An all-star cast: A top-notch cast of Broadway singers has been assembled for the recording, including Meet John Doe alumni Heidi Blickenstaff and James Moye in the lead roles. Robert Cuccioli, John Jellison, Joel Blum and Andrew Keenan-Bolger Broadway regulars all, round out the supporting roles. There is no doubt that the vocal quality is quite good - including the small ensemble of singers.

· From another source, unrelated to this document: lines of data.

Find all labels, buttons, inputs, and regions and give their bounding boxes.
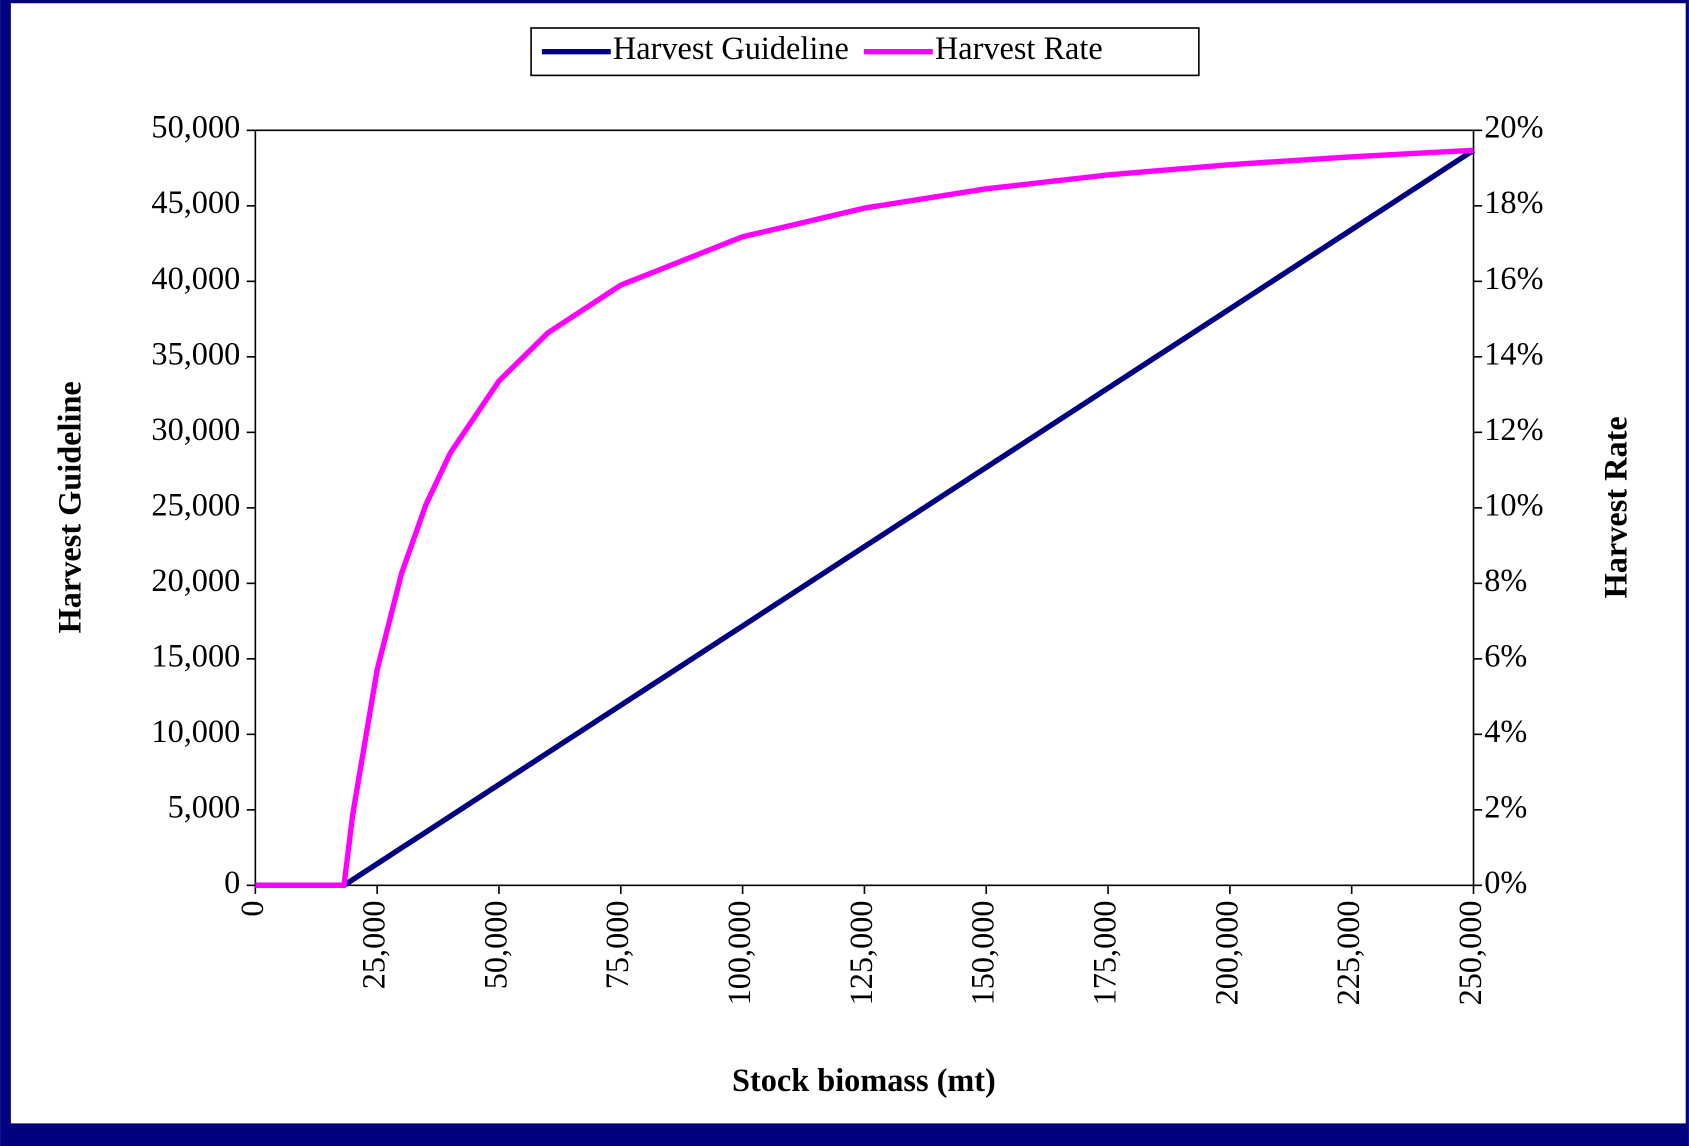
y2-tick-label: 4% <box>1484 713 1527 749</box>
y2-tick-label: 0% <box>1484 864 1527 900</box>
series-line <box>255 147 1474 889</box>
x-tick-label: 75,000 <box>599 900 635 989</box>
x-tick-label: 250,000 <box>1452 900 1488 1005</box>
x-tick-label: 200,000 <box>1208 900 1244 1005</box>
x-tick-label: 0 <box>234 900 270 916</box>
y-tick-label: 5,000 <box>168 788 241 824</box>
y2-axis-title: Harvest Rate <box>1597 416 1633 598</box>
y-tick-label: 30,000 <box>151 411 240 447</box>
y2-tick-label: 14% <box>1484 335 1543 371</box>
x-tick-label: 125,000 <box>843 900 879 1005</box>
y2-tick-label: 18% <box>1484 184 1543 220</box>
y-tick-label: 25,000 <box>151 486 240 522</box>
y-tick-label: 15,000 <box>151 637 240 673</box>
y-axis-title: Harvest Guideline <box>52 381 88 633</box>
y-tick-label: 45,000 <box>151 184 240 220</box>
y2-tick-label: 8% <box>1484 562 1527 598</box>
x-tick-label: 225,000 <box>1330 900 1366 1005</box>
y-tick-label: 50,000 <box>151 109 240 145</box>
series-line <box>255 148 1475 889</box>
legend-label: Harvest Rate <box>935 30 1103 66</box>
x-tick-label: 175,000 <box>1086 900 1122 1005</box>
y-tick-label: 35,000 <box>151 335 240 371</box>
y2-tick-label: 20% <box>1484 109 1543 145</box>
y-tick-label: 20,000 <box>151 562 240 598</box>
y2-tick-label: 10% <box>1484 486 1543 522</box>
y2-tick-label: 12% <box>1484 411 1543 447</box>
x-tick-label: 150,000 <box>965 900 1001 1005</box>
background <box>10 3 1686 1124</box>
legend-label: Harvest Guideline <box>613 30 849 66</box>
x-tick-label: 50,000 <box>477 900 513 989</box>
x-axis-title: Stock biomass (mt) <box>732 1062 996 1098</box>
y-tick-label: 40,000 <box>151 260 240 296</box>
y2-tick-label: 6% <box>1484 637 1527 673</box>
y-tick-label: 0 <box>224 864 240 900</box>
x-tick-label: 25,000 <box>356 900 392 989</box>
y2-tick-label: 16% <box>1484 260 1543 296</box>
x-tick-label: 100,000 <box>721 900 757 1005</box>
y-tick-label: 10,000 <box>151 713 240 749</box>
y2-tick-label: 2% <box>1484 788 1527 824</box>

Enthusiastic new composers: Andrew Gerle and Eddie Sugarman reference the film on which this property is based (Frank Capra's Meet John Doe) mentioning that they saw the movie some ten years ago. These fresh faces must have been young teens when that happened, by the look of the photo included in the booklet. Winners of the Jonathan Larsen Award, they write of wanting to write a "snazzy Big Band" score. They kindly express gratitude for all of the theaters and major players that have figured into the gestation of the piece, including the "Doe-nuts," a group of fans who apparently helped to get this recording made. Their love and enthusiasm for the piece jumps right off the page. How can any self-respecting musical theatre fan not root for these guys? I certainly do.
Production values: I realize that this is a studio cast recording and budgets are tight, likely not allowing for a fuller orchestra, and I can tell that the most has been made out of the five piece band assembled. And while I can recognize that somewhere in there is the "snazzy Big Band" sound, the result is not always pleasing to the ear. The horns are particularly grating throughout (when I played this at work my co-workers asked me to put my headphones on, a first).

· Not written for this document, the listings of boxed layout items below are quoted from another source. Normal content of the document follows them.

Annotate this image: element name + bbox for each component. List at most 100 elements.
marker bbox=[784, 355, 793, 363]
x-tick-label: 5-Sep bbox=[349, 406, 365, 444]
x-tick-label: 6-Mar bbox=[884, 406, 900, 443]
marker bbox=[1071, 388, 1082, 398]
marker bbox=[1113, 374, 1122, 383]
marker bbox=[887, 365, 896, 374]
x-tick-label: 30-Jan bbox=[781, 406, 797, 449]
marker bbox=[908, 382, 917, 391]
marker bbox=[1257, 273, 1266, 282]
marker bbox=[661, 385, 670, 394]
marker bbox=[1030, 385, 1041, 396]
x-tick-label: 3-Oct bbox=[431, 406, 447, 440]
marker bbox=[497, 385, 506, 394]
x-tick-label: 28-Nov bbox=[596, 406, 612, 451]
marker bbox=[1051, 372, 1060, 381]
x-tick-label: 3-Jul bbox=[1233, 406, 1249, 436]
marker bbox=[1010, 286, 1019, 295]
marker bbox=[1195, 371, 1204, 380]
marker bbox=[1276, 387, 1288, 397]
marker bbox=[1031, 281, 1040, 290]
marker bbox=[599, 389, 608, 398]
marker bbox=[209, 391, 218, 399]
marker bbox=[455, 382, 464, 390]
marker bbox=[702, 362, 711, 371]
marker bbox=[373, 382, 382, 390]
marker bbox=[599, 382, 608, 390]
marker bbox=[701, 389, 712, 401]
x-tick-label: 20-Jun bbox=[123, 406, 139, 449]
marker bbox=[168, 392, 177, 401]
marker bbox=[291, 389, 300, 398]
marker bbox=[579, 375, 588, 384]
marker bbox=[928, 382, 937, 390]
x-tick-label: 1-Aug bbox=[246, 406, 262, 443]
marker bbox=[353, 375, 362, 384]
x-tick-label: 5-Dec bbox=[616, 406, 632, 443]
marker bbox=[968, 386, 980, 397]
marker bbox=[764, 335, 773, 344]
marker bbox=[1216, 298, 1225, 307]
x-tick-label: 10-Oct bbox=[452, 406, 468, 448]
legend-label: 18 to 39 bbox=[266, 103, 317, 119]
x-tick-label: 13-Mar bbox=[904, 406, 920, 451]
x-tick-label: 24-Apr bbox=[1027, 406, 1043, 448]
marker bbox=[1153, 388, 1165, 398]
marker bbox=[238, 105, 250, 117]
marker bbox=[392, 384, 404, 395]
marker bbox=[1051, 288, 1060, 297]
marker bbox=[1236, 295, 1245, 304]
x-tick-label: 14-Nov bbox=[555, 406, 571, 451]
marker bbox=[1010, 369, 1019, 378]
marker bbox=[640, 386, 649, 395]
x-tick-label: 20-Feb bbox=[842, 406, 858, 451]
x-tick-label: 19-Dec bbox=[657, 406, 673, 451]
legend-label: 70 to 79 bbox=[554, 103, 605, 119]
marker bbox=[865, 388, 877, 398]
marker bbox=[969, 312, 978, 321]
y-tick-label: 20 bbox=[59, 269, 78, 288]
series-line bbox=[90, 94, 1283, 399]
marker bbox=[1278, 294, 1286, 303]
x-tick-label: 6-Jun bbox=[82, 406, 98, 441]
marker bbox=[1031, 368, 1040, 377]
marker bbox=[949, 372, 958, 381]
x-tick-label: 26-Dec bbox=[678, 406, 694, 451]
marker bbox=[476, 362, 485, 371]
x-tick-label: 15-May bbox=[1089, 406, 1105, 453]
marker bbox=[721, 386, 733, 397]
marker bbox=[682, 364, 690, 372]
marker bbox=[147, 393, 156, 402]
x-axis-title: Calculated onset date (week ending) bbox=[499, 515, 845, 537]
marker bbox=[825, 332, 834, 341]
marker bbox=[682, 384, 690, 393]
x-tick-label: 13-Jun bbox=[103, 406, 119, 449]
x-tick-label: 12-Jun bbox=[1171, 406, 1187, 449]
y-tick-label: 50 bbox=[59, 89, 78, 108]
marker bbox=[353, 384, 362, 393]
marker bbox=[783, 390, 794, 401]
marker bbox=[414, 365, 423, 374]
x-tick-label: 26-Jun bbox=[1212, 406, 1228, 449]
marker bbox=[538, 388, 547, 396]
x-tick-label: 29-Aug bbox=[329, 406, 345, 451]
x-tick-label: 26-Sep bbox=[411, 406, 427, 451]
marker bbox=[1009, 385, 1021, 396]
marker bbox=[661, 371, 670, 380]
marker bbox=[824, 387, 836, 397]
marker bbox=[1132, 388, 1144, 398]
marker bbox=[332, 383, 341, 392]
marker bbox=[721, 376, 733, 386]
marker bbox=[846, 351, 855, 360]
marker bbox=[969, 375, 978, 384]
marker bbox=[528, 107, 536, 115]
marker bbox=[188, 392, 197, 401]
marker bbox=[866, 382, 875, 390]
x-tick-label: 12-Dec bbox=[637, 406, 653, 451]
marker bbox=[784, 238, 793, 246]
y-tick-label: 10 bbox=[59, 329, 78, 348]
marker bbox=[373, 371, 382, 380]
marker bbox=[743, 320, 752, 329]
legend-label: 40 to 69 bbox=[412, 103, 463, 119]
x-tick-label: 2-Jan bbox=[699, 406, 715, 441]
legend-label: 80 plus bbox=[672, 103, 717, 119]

An all-star cast: I certainly can't quibble with the sound of the cast. Ms. Blickenstaff is a particular asset (as always), and Mr. Moye is more than compelling - both have starred in the show previously. But one can't tell from the rest of the company just how well they handle their roles. Are they being overly dramatic? Are some of the songs meant to be comic relief? Are they playing types? It is hard to tell - well-sung doesn't always mean well-interpreted.
|Heidi Blickenstaff and James Moye|
Enthusiastic new composers: The music is the strongest part of this score. It is continuously challenging, mostly period appropriate, and usually interesting. But, as is often the case with newer writers, the piece - after several listenings - seems to suffer from an identity crisis. Yes, there are the "snazzy Big Band" songs, but after a while they all sound the same. There's no real change in tone, even though there are the typical mood/theme setting group numbers, the power ballads, and the conflict-heavy duets. They seem to have gone out of their way to embrace the kind of themes and characterizations so prevalent in the films of the period that this is based on. Everything here is black and white, no pun intended: the brassy gal who wants to succeed in a man's world (Barbara Stanwyck played the lead in the movie), the moralistic good guys, the evil wealthy man in power, and a good guts gotta win conflict. But Gerle and Sugarman cling to these thins a little too tightly, with little (from the lyric alone, anyway) that reveals any universality or any interesting nuances to these characters. I would applaud them, at least, for taking a property and consistently sticking to it. I would, except that the score sometimes veers off into the complexities of the modern American musical. Picture a cross between Sondheim's politics of Assassins, Cy Coleman's brassy City of Angels and the play The Front Page, all with a wannabe LaChiusa bent. I just don't think these guys are up to the task of making all of that gel. Actually, I think it could work - heck, if Marvin Hamlisch couldn't get it totally right with The Sweet Smell of Success, why expect as much from these fresh-faced guys? Like I said...identity crisis.
Colleges and dinner theaters looking for a solid show with political and media-in-crisis themes will find that Meet John Doe might fit their needs nicely. And musical theater fans will want to give this a listen, because I have a feeling the names Andrew Gerle and Eddie Sugarman will be on everyone's list in no time at all. Despite my misgivings about this particular work, I am hopeful for their future!